As well as being USSA’s High Performance Chef, Allen is a dietitian and trained Wellness Coach who has a passion for real food and a knack for making it simple for busy, young athletes. Chef Allen coaches the likes of Ted Ligety and Mikaela Shiffrin to think about fueling their bodies with proper nutrition, rather than eating food to get full. He explained to the teens how protein, carbohydrates and fats are essential to building muscle, and creating and storing energy. However, some foods provide these elements at a higher quality level for bodies than others: ham is a better choice than bacon for a breakfast sandwich; fruit and whole grains offer carbs that stay in the body longer than a candy bar; olive oil and nuts provide good fats bodies need. The key to staying healthy when you’re around lots of people who may be sick: Allen says eat vegetables to build immunity.

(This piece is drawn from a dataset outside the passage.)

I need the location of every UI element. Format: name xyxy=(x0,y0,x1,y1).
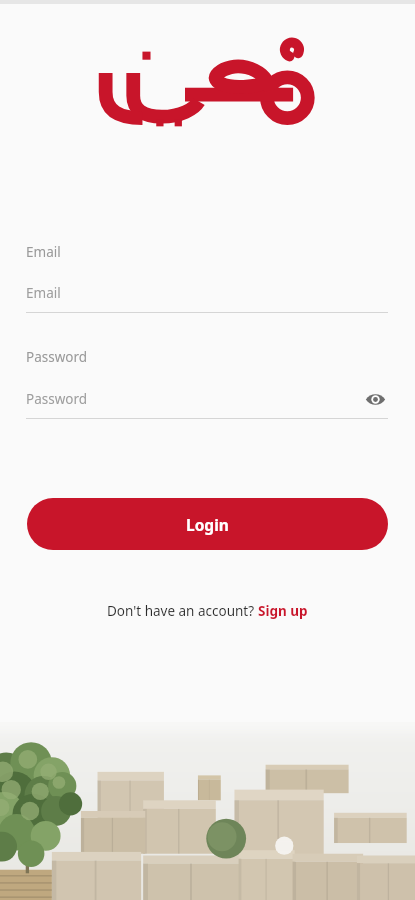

Simple rules of thumb, but are the athletes following these guidelines? Yes, according to Ryan Stassel, the American snowboarder who won a World Championship medal in slopestyle this past January in Kreischberg, Austria. Ryan happened to be sitting in the lunchroom at COE during the tour and talked to the kids about his eating habits: “It’s not always easy to find good food when you’re traveling in other countries. My go to is pasta and salad. But I always think about having all three of those things Allen mentioned in my meals – protein, carbs and fat.”
Another challenge that emerging world class athletes face is eating on a budget. That’s why Allen teaches them about 2&2 meals: things they can make in two minutes that cost $2. A favorite is natural peanut butter on whole wheat bread with bananas on top. Simple, easy, cheap.
The kids asked great questions during the tour. “What’s the athletes’ favorite food at USSA?” Mexican, says Chef Allen. He makes a killer breakfast burrito (see recipe) that can be frozen and zapped in the microwave for a meal or snack anytime. “How about their favorite snack?” String cheese. When talking about sugary foods for quick energy, Chef Allen offered this analogy. “Think about building a fire. Do you want to have only kindling as fuel that will burn out quickly? No, you need logs as well so that the fire lasts a long time to get the job done. It’s the same with the carbohydrates in your body. Sometimes you need quick energy, but for long workouts and race days, your body needs fuel that will last the whole day.”
Along with nutrition talk, the U14s were guided through the COE facility to see the high tech training equipment used by the athletes, the state of the art medical testing and rehab facilities and the gym/aerial workout area. A highlight was jumping into the foam pit and soaring on a rare trampoline.
The tour was arranged by EATS Park City – a non-profit organization working to educate kids on healthy eating habits.